One Idlib-based General from the SNA echoed the point, saying, “this talk [of the TMC] is just opinions spread in social media forums, there is no agreement with anyone.” Continuing the theme, another SNA General from the Hama Military Council scolded the project as “rumors and bubbles from people who like to appear as if they are significant to Syria’s future—they live in Europe and they enjoy collecting likes on social media.” In contrast, the US-backed SDF appear much more accommodating. A high-ranking official from the group informed me that there have been “communications between Manaf Tlass and the SDF regarding the idea and how it will be implemented, we support it.” However, revealing the embryonic phase of the TMC, the spokesman added that, “so far, they have been basic discussions. There is a need for more talks and more clarification on the idea and how it’s going to be implemented.”

Yet, even if the architects of the TMC were to find themselves in a perfect-world scenario, where the gamut of Syrian opposition groups closed ranks behind them, one burning question remains: how to begin the transition from Assad? Beyond asserting that the dictator must leave office in line with UNSCR 2254, the individuals behind the project that I spoke to were either unable or unwilling to elaborate in further detail on how they would go about removing him; whether through some kind of political agreement or by force.

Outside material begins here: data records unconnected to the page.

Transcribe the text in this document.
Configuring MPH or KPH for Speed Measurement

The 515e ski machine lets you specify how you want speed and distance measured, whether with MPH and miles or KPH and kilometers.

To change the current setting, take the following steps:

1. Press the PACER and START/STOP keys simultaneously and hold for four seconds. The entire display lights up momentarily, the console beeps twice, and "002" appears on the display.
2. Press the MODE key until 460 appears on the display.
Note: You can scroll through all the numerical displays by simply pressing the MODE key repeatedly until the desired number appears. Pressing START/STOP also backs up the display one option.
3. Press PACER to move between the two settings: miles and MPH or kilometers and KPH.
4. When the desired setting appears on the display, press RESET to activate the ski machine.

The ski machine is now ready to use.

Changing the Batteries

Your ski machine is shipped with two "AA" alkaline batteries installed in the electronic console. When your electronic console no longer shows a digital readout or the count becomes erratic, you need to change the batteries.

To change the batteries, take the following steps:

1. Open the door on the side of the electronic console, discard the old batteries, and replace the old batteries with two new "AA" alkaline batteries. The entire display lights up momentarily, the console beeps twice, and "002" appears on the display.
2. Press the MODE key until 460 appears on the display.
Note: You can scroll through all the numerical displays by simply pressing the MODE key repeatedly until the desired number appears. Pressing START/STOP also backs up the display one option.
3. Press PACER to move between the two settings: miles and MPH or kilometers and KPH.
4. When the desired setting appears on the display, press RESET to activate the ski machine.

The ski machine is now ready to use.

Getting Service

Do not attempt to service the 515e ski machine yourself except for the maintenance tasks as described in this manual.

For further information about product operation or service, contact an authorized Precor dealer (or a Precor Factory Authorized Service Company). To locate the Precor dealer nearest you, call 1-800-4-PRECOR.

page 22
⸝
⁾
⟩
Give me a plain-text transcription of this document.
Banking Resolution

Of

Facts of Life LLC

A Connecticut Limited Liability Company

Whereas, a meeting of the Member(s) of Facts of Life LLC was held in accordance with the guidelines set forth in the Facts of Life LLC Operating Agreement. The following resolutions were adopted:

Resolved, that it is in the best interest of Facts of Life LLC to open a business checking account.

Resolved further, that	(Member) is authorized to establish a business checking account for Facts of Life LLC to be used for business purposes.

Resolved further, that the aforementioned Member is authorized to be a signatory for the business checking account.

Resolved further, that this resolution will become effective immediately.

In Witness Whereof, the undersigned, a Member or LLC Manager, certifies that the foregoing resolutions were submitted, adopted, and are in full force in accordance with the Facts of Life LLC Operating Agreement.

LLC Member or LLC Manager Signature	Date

The key to the process would unavoidably be a Russian willingness to abandon Assad. Realistically, the chances of that look scant, with Moscow throwing its weight behind Syria’s upcoming so-called elections (slated for May 26), which will almost certainly grant the Syrian president another term in office,. Underscoring this, an anonymous Barack Obama-era official who worked as an advisor on Syrian Political Transition until 2012 noted that, whenever he asks questions about the plans for transitioning from Assad to those involved in the TMC, he “always encounter[s] either a brick wall or a maze of wishful thinking.”

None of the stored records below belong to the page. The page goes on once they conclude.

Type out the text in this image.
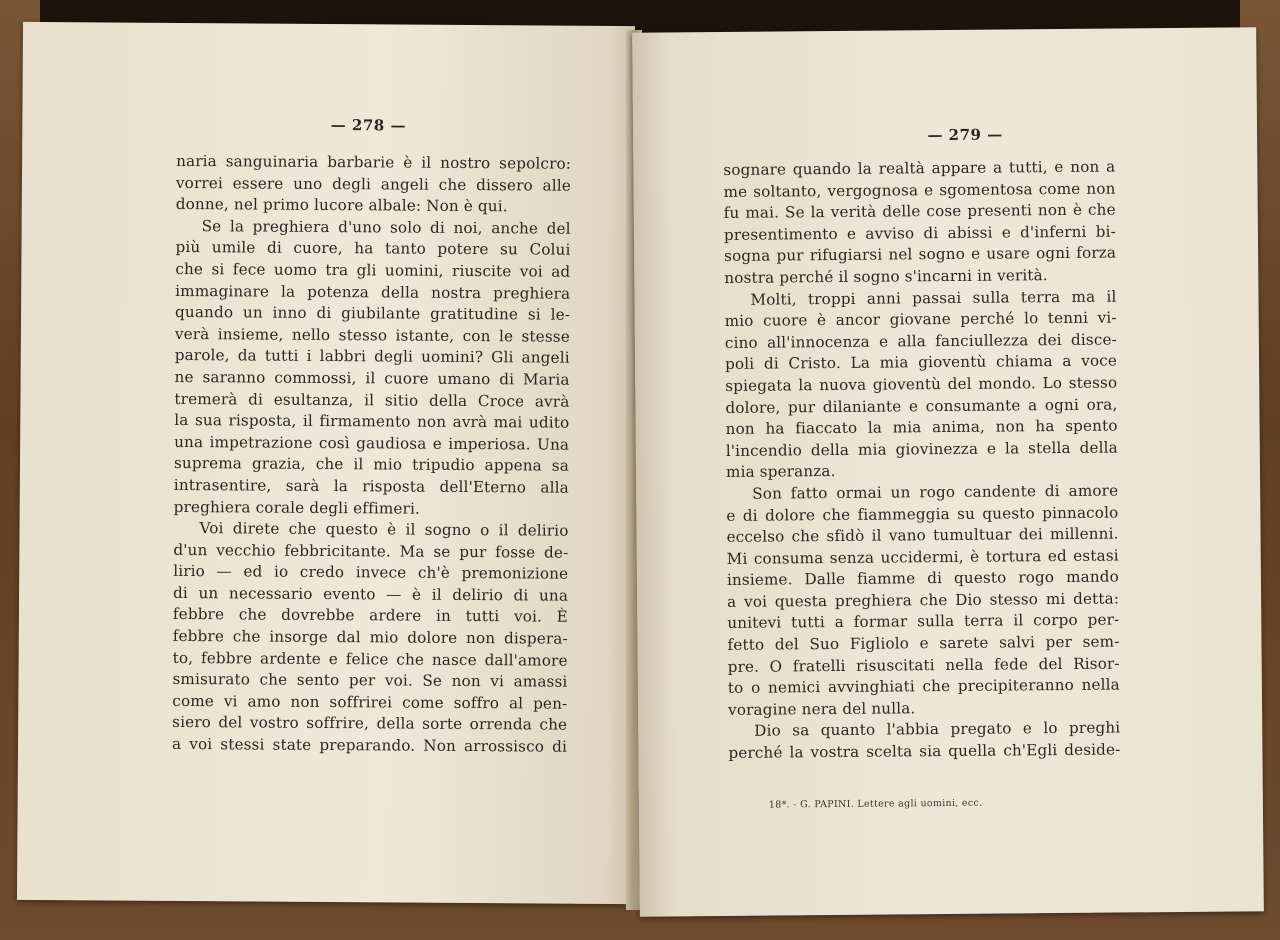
— 278 —
naria sanguinaria barbarie è il nostro sepolcro:
vorrei essere uno degli angeli che dissero alle
donne, nel primo lucore albale: Non è qui.
Se la preghiera d'uno solo di noi, anche del
più umile di cuore, ha tanto potere su Colui
che si fece uomo tra gli uomini, riuscite voi ad
immaginare la potenza della nostra preghiera
quando un inno di giubilante gratitudine si le-
verà insieme, nello stesso istante, con le stesse
parole, da tutti i labbri degli uomini? Gli angeli
ne saranno commossi, il cuore umano di Maria
tremerà di esultanza, il sitio della Croce avrà
la sua risposta, il firmamento non avrà mai udito
una impetrazione così gaudiosa e imperiosa. Una
suprema grazia, che il mio tripudio appena sa
intrasentire, sarà la risposta dell'Eterno alla
preghiera corale degli effimeri.
Voi direte che questo è il sogno o il delirio
d'un vecchio febbricitante. Ma se pur fosse de-
lirio — ed io credo invece ch'è premonizione
di un necessario evento — è il delirio di una
febbre che dovrebbe ardere in tutti voi. È
febbre che insorge dal mio dolore non dispera-
to, febbre ardente e felice che nasce dall'amore
smisurato che sento per voi. Se non vi amassi
come vi amo non soffrirei come soffro al pen-
siero del vostro soffrire, della sorte orrenda che
a voi stessi state preparando. Non arrossisco di
— 279 —
sognare quando la realtà appare a tutti, e non a
me soltanto, vergognosa e sgomentosa come non
fu mai. Se la verità delle cose presenti non è che
presentimento e avviso di abissi e d'inferni bi-
sogna pur rifugiarsi nel sogno e usare ogni forza
nostra perché il sogno s'incarni in verità.
Molti, troppi anni passai sulla terra ma il
mio cuore è ancor giovane perché lo tenni vi-
cino all'innocenza e alla fanciullezza dei disce-
poli di Cristo. La mia gioventù chiama a voce
spiegata la nuova gioventù del mondo. Lo stesso
dolore, pur dilaniante e consumante a ogni ora,
non ha fiaccato la mia anima, non ha spento
l'incendio della mia giovinezza e la stella della
mia speranza.
Son fatto ormai un rogo candente di amore
e di dolore che fiammeggia su questo pinnacolo
eccelso che sfidò il vano tumultuar dei millenni.
Mi consuma senza uccidermi, è tortura ed estasi
insieme. Dalle fiamme di questo rogo mando
a voi questa preghiera che Dio stesso mi detta:
unitevi tutti a formar sulla terra il corpo per-
fetto del Suo Figliolo e sarete salvi per sem-
pre. O fratelli risuscitati nella fede del Risor-
to o nemici avvinghiati che precipiteranno nella
voragine nera del nulla.
Dio sa quanto l'abbia pregato e lo preghi
perché la vostra scelta sia quella ch'Egli deside-
18*. - G. PAPINI. Lettere agli uomini, ecc.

“It’s one thing to create an elaborate structure depicting how Syria might be governed during different phases of political transition,” the former US official said. “It’s quite another, however, to describe how transition itself actually begins.”

Indeed, it appears that, currently, the TMC is largely a theory whose material existence struggles to exceed ink on paper. Significant impediments to its implementation exist, such as dealing with the fate of President Assad and winning the support of the Turkish-backed Syrian opposition who are skeptical of the mainly Europe-based men behind the TMC and General Tlass. This is, of course, not to mention the lack of concrete evidence, beyond Farzat’s claims, that Russia even supports the proposal. However, the former US official did make one remark at odds with those from the Syrian opposition. He said that despite his reservations about the TMC’s viability, “I can assure you, it’s much more than social media invention.”

Matthew Ayton is a PhD researcher focusing on the Syrian war, specifically in the context of US foreign policy and its support for Syrian non-state actors.